Burundi: Afflux soudain de réfugiés en provenance de RDC

Des milliers de Congolais ont fui des combats dans le territoire de Fizi, dans la province du Sud-Kivu. Après avoir traversé le lac Tanganyika, ils ont trouvé refuge depuis deux jours dans des villes du sud du Burundi. L'annonce a été faite par la police du Burundi, qui parle d'un flot continue de réfugiés. Un afflux qui a apparement pris tout le monde de court.

Des témoins contactés à Rumonge décrivent un spectacle impressionnant. Depuis mercredi, des centaines de pirogues de toutes les tailles accostent dans cette ville du sud-ouest burundais, ou un peu plus au sud à Nyanza-Lac, où elles déversent des milliers de Congolais fuyant les combats qui se déroulent de l'autre côté du lac Tanganyika, dans le territoire de Fizi.

Ces réfugiés, surtout des enfants, ont emporté avec eux tout ce qu'ils pouvaient sauver, sommiers, matelas, chaises et seaux en plastiques, et pour certains, des panneaux solaires.

« On avait l'impression que le lac était couvert par ces pirogues », décrivait hier après-midi un journaliste burundais, depuis la plage de Rumonge. La police burundaise, qui parlait de 1500 réfugiés déjà enregistrés il y a trois jours, en décomptait quelque 3500 le lendemain à la mi-journée. Une source humanitaire parlait elle de plus 6000 réfugiés accueillis en moins de deux jours.

Contactés par téléphone, certains parmi eux assurent avoir fui de violents combats qui opposent l'armée congolaise des FARDC, à la grande coalition anti-Kabila conduite par les maï-maï Yakutumba, qui occupent une partie du territoire de Fizi depuis des mois.

Le nouveau commandant des opérations dans la partie méridionale du Sud-Kivu, le général Philémon Yav, a confirmé à RFI une offensive des FARDC depuis dimanche.
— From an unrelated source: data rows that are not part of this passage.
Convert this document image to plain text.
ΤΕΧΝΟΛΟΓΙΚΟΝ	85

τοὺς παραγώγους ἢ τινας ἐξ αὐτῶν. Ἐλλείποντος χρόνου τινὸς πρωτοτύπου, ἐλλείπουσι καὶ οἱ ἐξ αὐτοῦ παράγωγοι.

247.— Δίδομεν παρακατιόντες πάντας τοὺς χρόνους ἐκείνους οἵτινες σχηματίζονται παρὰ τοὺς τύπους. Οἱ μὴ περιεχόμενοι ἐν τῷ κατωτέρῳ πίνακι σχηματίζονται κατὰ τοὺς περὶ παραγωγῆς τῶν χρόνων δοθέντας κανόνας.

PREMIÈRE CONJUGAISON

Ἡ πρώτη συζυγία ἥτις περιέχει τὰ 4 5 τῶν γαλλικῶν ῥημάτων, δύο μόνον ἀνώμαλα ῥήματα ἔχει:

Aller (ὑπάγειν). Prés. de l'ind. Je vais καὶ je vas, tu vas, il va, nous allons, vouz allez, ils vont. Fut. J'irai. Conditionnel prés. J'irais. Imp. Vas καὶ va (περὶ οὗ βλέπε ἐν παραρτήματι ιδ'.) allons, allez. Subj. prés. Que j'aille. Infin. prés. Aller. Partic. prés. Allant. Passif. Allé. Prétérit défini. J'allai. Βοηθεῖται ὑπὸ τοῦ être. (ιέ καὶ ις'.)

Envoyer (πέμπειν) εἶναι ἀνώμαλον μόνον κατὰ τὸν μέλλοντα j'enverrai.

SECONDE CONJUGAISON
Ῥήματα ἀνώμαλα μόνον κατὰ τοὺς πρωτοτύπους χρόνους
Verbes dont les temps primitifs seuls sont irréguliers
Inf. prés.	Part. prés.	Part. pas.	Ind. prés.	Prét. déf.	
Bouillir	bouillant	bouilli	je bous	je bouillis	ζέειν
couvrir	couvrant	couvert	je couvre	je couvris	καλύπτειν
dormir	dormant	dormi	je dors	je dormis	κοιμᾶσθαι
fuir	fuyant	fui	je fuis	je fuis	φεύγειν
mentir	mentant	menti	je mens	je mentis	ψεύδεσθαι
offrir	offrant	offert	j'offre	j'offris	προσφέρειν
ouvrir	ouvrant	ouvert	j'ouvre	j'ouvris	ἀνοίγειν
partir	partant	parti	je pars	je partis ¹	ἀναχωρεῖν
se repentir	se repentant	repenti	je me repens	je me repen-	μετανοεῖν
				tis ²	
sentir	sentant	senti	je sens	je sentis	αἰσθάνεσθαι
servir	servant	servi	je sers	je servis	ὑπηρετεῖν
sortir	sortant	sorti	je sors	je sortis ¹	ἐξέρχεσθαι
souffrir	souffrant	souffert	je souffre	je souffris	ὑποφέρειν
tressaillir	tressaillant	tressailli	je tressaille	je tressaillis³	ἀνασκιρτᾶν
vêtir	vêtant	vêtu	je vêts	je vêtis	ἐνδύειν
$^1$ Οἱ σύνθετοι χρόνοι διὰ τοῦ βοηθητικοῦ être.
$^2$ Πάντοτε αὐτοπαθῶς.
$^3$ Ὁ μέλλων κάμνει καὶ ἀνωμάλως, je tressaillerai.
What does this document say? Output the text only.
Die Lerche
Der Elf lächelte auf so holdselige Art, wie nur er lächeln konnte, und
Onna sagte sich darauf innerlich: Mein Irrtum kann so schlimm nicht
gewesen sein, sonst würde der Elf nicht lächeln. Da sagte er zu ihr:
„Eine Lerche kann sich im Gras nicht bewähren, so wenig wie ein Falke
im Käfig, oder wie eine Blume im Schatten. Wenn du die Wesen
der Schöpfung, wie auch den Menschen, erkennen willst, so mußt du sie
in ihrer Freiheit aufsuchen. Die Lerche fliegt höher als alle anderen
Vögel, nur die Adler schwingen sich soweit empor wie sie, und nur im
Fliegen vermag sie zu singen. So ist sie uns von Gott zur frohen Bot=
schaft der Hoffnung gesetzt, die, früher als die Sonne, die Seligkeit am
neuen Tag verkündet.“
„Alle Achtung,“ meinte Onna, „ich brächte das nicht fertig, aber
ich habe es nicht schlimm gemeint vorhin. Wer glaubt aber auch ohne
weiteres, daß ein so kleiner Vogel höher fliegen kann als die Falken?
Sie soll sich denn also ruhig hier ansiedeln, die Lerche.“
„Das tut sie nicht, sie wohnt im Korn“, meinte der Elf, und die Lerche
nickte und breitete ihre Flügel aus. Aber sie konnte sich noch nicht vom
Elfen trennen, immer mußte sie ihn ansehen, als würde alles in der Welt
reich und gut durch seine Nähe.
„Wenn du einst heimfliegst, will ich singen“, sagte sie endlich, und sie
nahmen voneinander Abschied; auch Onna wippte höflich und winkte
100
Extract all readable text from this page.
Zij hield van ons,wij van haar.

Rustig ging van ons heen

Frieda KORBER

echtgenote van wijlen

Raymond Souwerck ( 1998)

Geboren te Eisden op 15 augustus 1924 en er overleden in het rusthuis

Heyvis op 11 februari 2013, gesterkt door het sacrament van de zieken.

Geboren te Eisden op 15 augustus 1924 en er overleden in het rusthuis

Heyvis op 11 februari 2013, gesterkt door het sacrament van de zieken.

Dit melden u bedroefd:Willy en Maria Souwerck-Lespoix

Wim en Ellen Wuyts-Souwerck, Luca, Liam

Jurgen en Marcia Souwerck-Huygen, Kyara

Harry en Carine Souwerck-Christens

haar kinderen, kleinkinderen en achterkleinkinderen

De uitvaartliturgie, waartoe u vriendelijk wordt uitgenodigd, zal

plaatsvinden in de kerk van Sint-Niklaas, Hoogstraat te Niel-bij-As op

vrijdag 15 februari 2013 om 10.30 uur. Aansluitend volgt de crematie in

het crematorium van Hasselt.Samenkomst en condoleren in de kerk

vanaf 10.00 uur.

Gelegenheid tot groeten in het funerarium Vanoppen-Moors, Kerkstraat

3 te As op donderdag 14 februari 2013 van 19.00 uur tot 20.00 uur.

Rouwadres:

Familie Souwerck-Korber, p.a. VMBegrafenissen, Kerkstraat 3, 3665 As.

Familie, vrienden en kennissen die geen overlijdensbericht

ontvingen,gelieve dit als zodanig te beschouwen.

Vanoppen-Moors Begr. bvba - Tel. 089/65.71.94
Son objectif ? Eradiquer de ce secteur les milices Yakutumba et leurs alliés. Sans donner aucun bilan.

La police du Burundi assure de son côté que les réfugiés continuent de se déverser sur ces plages, sans interruption.

■ Burundi : l'OIF demande un vrai dialogue

Pascal Couchepin, envoyé spécial de la secrétaire générale de l'OIF pour les Grands Lacs, était à Paris jeudi 25 janvier pour présenter ses rapports de mission au Burundi et en RDC à la commission politique de l'organisation. L'occasion de débattre avec les représentants de ces Etats et aux ambassadeurs des pays membres de la francophonie de la situation dans ces deux pays.

L'ancien président de la Confédération helvétique n'a pas mâché ses mots. Si la représentante du gouvernement burundais a assuré ses collègues que la situation s'était améliorée, que la plupart des réfugiés étaient rentrés et qu'un dialogue national s'était tenu au Burundi ouvrant à un référendum qui devrait permettre à Pierre Nkurunziza de se maintenir au pouvoir pour un nouveau mandat, Pascal Couchepin est très clair : le niveau de violences est encore trop élevé malgré le peu de réactions de la communauté internationale. Il insiste sur l'importance d'ouvrir un vrai dialogue au Burundi et de préserver le compromis qui a cimenté la société burundaise depuis la fin de la guerre civile, l'accord d'Arusha.